I. L’absence de trouble manifestement illicite caractérisé
Le trouble manifestement illicite exige une violation évidente de la règle de droit, dont la preuve incombe au demandeur. En l’espèce, les appelants invoquaient une méconnaissance des distances légales prévues aux articles 678 et 680 du code civil. Cependant, la cour constate que la partie adverse a produit un constat d’huissier démontrant le respect des prescriptions. Elle relève ainsi que “depuis le bac de la jardinière située tout à gauche, je procède à un relevé depuis la partie supérieure du bac jusqu’à la structure métallique grise du garde-corps de la terrasse, côté Hôtel Madeleine Plaza. La distance est de 1 mètre et 92 centimètres” (arrêt, p. 8). Cette mesure objective établit que l’espace inaccessible de 1,90 mètre est respecté.
La valeur de cette solution est de rappeler le caractère strict de la preuve en référé, où l’évidence du trouble doit être immédiate. La cour écarte les simples affirmations des appelants et privilégie les constats matériels non contredits. La portée de l’arrêt est de confirmer que l’existence d’une autorisation d’urbanisme et la mise en place d’aménagements conformes suffisent à écarter le caractère manifeste de l’illicéité. Ainsi, la simple potentialité d’une vue, sans démonstration technique, ne justifie pas une intervention judiciaire d’urgence.
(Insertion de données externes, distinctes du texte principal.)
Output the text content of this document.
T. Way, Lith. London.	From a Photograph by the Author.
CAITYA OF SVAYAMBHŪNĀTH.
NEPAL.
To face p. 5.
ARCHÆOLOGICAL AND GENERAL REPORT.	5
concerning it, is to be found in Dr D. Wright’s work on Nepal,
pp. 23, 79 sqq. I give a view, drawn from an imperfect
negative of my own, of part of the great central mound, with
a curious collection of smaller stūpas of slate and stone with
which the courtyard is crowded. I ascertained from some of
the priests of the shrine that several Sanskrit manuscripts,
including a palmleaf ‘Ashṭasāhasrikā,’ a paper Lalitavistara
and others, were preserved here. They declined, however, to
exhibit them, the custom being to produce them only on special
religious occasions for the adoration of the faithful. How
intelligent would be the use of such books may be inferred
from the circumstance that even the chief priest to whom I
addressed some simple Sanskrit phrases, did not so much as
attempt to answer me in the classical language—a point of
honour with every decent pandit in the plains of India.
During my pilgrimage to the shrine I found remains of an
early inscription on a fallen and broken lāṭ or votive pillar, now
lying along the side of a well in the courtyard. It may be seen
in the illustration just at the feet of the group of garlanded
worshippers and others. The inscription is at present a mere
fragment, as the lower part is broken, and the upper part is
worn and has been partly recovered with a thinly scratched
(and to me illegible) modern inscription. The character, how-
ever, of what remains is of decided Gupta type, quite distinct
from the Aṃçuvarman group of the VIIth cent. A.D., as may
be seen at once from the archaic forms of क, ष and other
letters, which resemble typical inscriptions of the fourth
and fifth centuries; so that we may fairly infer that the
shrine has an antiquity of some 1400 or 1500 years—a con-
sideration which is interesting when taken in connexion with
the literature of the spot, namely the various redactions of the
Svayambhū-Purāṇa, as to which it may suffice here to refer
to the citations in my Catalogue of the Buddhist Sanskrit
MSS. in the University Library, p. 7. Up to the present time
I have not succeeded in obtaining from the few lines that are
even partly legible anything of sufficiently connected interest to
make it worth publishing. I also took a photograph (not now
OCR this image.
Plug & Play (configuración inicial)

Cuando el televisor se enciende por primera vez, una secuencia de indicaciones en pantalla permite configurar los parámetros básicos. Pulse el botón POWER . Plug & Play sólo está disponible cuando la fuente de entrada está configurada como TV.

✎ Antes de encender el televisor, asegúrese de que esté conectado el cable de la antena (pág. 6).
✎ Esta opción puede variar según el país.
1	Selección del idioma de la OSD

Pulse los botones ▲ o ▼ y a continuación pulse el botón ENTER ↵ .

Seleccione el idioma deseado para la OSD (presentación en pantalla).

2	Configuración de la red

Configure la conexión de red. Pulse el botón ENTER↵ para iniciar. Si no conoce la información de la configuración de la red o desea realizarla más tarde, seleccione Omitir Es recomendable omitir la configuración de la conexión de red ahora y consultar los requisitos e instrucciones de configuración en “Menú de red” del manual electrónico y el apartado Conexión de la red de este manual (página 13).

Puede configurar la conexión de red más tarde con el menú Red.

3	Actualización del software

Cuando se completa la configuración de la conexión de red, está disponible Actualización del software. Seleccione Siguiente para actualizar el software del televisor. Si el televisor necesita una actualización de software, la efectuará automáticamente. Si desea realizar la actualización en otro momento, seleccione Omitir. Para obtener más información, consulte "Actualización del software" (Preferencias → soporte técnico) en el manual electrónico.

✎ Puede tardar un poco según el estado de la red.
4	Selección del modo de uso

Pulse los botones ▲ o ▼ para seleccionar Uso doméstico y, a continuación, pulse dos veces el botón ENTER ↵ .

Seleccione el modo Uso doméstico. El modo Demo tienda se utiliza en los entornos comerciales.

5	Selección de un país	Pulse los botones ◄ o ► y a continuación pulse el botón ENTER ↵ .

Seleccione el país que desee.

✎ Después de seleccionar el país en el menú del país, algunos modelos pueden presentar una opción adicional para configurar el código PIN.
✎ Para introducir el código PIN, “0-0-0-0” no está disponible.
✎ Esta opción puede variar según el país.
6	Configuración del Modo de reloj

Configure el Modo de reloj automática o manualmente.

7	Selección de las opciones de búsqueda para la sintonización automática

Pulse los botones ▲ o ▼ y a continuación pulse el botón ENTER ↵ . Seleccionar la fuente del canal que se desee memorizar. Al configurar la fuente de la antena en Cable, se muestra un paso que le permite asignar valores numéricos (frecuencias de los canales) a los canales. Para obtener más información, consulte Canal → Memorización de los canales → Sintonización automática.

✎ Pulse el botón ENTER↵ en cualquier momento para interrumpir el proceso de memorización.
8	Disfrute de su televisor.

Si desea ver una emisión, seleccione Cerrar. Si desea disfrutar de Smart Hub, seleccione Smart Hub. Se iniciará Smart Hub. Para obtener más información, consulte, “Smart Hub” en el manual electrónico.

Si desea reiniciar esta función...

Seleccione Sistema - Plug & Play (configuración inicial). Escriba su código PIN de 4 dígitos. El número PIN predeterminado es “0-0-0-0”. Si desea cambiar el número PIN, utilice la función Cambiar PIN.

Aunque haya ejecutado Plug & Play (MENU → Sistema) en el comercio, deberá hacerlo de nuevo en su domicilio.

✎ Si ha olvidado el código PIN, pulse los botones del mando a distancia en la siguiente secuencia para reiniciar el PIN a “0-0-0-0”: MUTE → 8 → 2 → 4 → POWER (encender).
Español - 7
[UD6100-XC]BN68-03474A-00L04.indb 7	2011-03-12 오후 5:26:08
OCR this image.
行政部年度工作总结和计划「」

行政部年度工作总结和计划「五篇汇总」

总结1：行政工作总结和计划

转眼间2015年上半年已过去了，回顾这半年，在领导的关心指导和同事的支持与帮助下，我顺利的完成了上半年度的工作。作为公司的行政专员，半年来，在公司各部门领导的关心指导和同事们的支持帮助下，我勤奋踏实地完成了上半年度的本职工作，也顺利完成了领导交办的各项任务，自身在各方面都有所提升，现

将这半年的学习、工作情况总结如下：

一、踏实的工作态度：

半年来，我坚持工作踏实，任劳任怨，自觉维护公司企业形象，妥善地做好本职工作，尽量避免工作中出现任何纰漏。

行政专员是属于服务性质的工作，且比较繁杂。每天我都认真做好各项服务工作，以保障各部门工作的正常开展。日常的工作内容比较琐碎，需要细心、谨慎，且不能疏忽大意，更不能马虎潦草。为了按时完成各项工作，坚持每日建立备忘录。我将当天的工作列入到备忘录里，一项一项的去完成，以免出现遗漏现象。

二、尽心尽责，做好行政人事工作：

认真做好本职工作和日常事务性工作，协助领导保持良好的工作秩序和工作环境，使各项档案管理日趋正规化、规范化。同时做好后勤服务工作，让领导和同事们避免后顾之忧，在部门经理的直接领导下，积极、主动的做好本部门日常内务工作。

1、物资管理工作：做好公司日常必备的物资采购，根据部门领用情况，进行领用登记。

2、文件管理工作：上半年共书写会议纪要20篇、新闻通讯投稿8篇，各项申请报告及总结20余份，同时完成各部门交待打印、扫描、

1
II. L’absence de dommage imminent et de motif légitime d’expertise
Le dommage imminent, au sens de l’article 835 du code de procédure civile, doit être certain et non hypothétique. Les appelants soutenaient que l’occupation future de la terrasse provoquerait des nuisances sonores pour leur hôtellerie. La cour relève pourtant qu’“aucun élément n’est versé aux débats pour justifier de la survenance desdits troubles sonores” (arrêt, p. 9). Elle souligne même que la terrasse n’a pas été utilisée en raison de la procédure, ce qui prive le dommage de tout caractère imminent.
La valeur de ce raisonnement est de rappeler que le référé ne peut pallier une simple crainte ou un préjudice éventuel. La cour exige une démonstration concrète de la réalisation prochaine et certaine du dommage. La portée de l’arrêt est de limiter strictement le champ du dommage imminent, en excluant les risques non étayés par des faits précis. Par ailleurs, la demande subsidiaire d’expertise sur le fondement de l’article 145 du code de procédure civile est rejetée, faute de motif légitime. La cour estime que les appelants ne justifient pas d’un intérêt à prouver des faits déjà contredits par les éléments du dossier. Cette solution confirme que la mesure d’instruction ne saurait être ordonnée pour contourner l’absence de trouble caractérisé en référé.